Figure 2.

Effect of SE on pri-miRNA processing. (A) Purified recombinant SE protein. Coomassie blue stained SDS–PAGE of purified SE expressed in a baculovirus/insect cell expression system. (B) Effect of SE on pri-miR167b processing by DCL1. Pri-miR167b (150 nM) was incubated with DCL1 (50 nM) and SE (240 nM) in a reaction buffer [20 mM Tris–HCl (pH 7.0), 50 mM NaCl, 5 mM MgCl₂ and 1 mM ATP] at 37°C for 20 min. The RNA was fractionated on 12% polyacrylamide/7.5 M urea denaturing gel and visualized by SYBR Gold staining. (C) Effect of SE using three different pri-miRNA substrates. The reaction was done as in (B) with the indicated pri-miRNA substrates (150 nM). The RNA was fractionated and visualized as in (B). (D) Effect of SE on DCL1 at different NaCl concentrations. The reaction was done as in (B) with pri-miR167b, and the RNA was fractionated and visualized as in (B). (E) SPR analysis of interaction of DCL1 and SE with RNA. In all, 240 RU of biotin-labeled forked-RNA consisting of a 40-base pairs dsRNA region with a forked structure on one end that consist of a 20-base ssRNA on both strands was immobilized on the SA-coated sensor chip as shown in the schematic diagram, and DCL1 or SE was introduced for 70 s at a concentrations of 42 nM, in a buffer containing 20 mM Tris–HCl (pH 7.0), 2 mM β-ME, and either 50 mM or 150 mM NaCl.

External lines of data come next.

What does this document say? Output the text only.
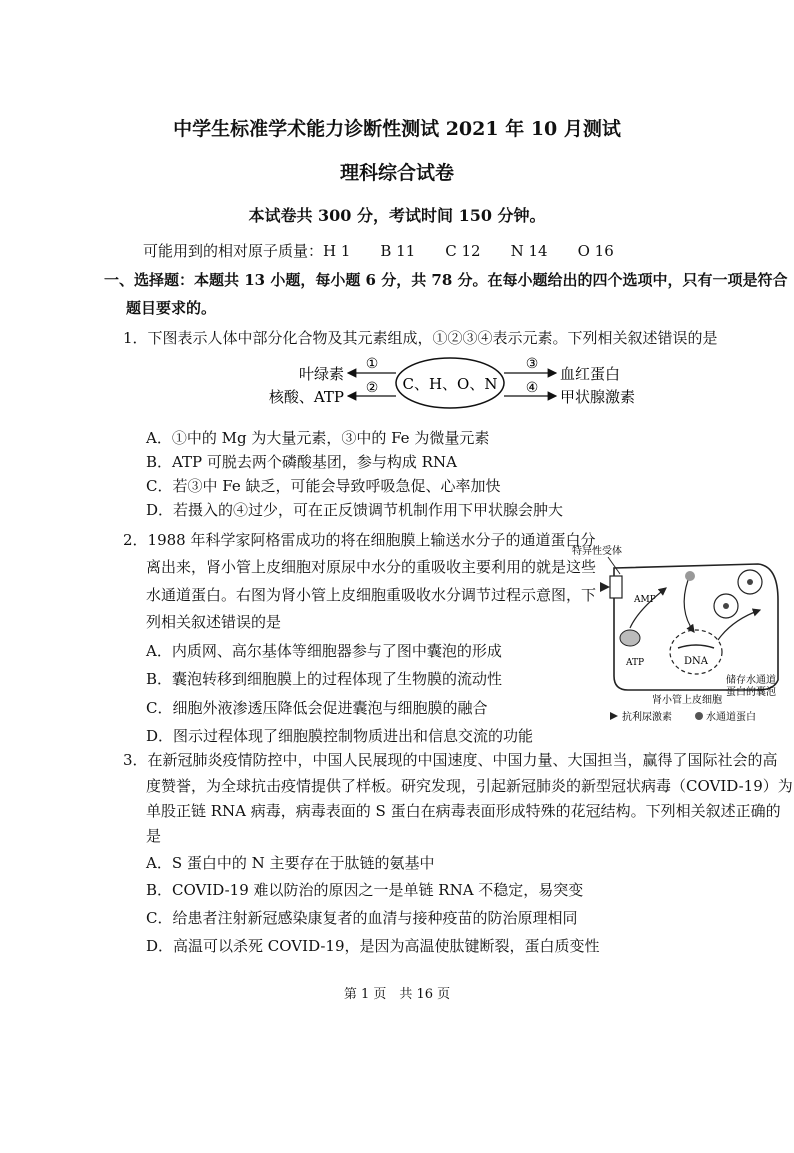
中学生标准学术能力诊断性测试 2021 年 10 月测试
理科综合试卷
本试卷共 300 分，考试时间 150 分钟。
可能用到的相对原子质量：H 1　　B 11　　C 12　　N 14　　O 16
一、选择题：本题共 13 小题，每小题 6 分，共 78 分。在每小题给出的四个选项中，只有一项是符合
题目要求的。
1．下图表示人体中部分化合物及其元素组成，①②③④表示元素。下列相关叙述错误的是
C、H、O、N
①
②
③
④
叶绿素
核酸、ATP
血红蛋白
甲状腺激素
A．①中的 Mg 为大量元素，③中的 Fe 为微量元素
B．ATP 可脱去两个磷酸基团，参与构成 RNA
C．若③中 Fe 缺乏，可能会导致呼吸急促、心率加快
D．若摄入的④过少，可在正反馈调节机制作用下甲状腺会肿大
2．1988 年科学家阿格雷成功的将在细胞膜上输送水分子的通道蛋白分
离出来，肾小管上皮细胞对原尿中水分的重吸收主要利用的就是这些
水通道蛋白。右图为肾小管上皮细胞重吸收水分调节过程示意图，下
列相关叙述错误的是
A．内质网、高尔基体等细胞器参与了图中囊泡的形成
B．囊泡转移到细胞膜上的过程体现了生物膜的流动性
C．细胞外液渗透压降低会促进囊泡与细胞膜的融合
D．图示过程体现了细胞膜控制物质进出和信息交流的功能
特异性受体
AMP
ATP	DNA
储存水通道
蛋白的囊泡
肾小管上皮细胞
抗利尿激素	水通道蛋白
3．在新冠肺炎疫情防控中，中国人民展现的中国速度、中国力量、大国担当，赢得了国际社会的高
度赞誉，为全球抗击疫情提供了样板。研究发现，引起新冠肺炎的新型冠状病毒（COVID-19）为
单股正链 RNA 病毒，病毒表面的 S 蛋白在病毒表面形成特殊的花冠结构。下列相关叙述正确的
是
A．S 蛋白中的 N 主要存在于肽链的氨基中
B．COVID-19 难以防治的原因之一是单链 RNA 不稳定，易突变
C．给患者注射新冠感染康复者的血清与接种疫苗的防治原理相同
D．高温可以杀死 COVID-19，是因为高温使肽键断裂，蛋白质变性
第 1 页　共 16 页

The up and down arrows indicate the start and end of protein injections, respectively. (F) SPR analysis of interaction of SE with DCL1. 1750 RU of DCL1 was immobilized via its amine group on the CM-5 sensor chip, and SE was injected for 70 s at a concentration of 20 nM in a buffer containing 20 mM Tris–HCl (pH 7.0), 2 mM β-ME, 0.005% surfactant P20 and 50 mM or 150 mM NaCl. The up and down arrows indicate the start and end of protein injections, respectively.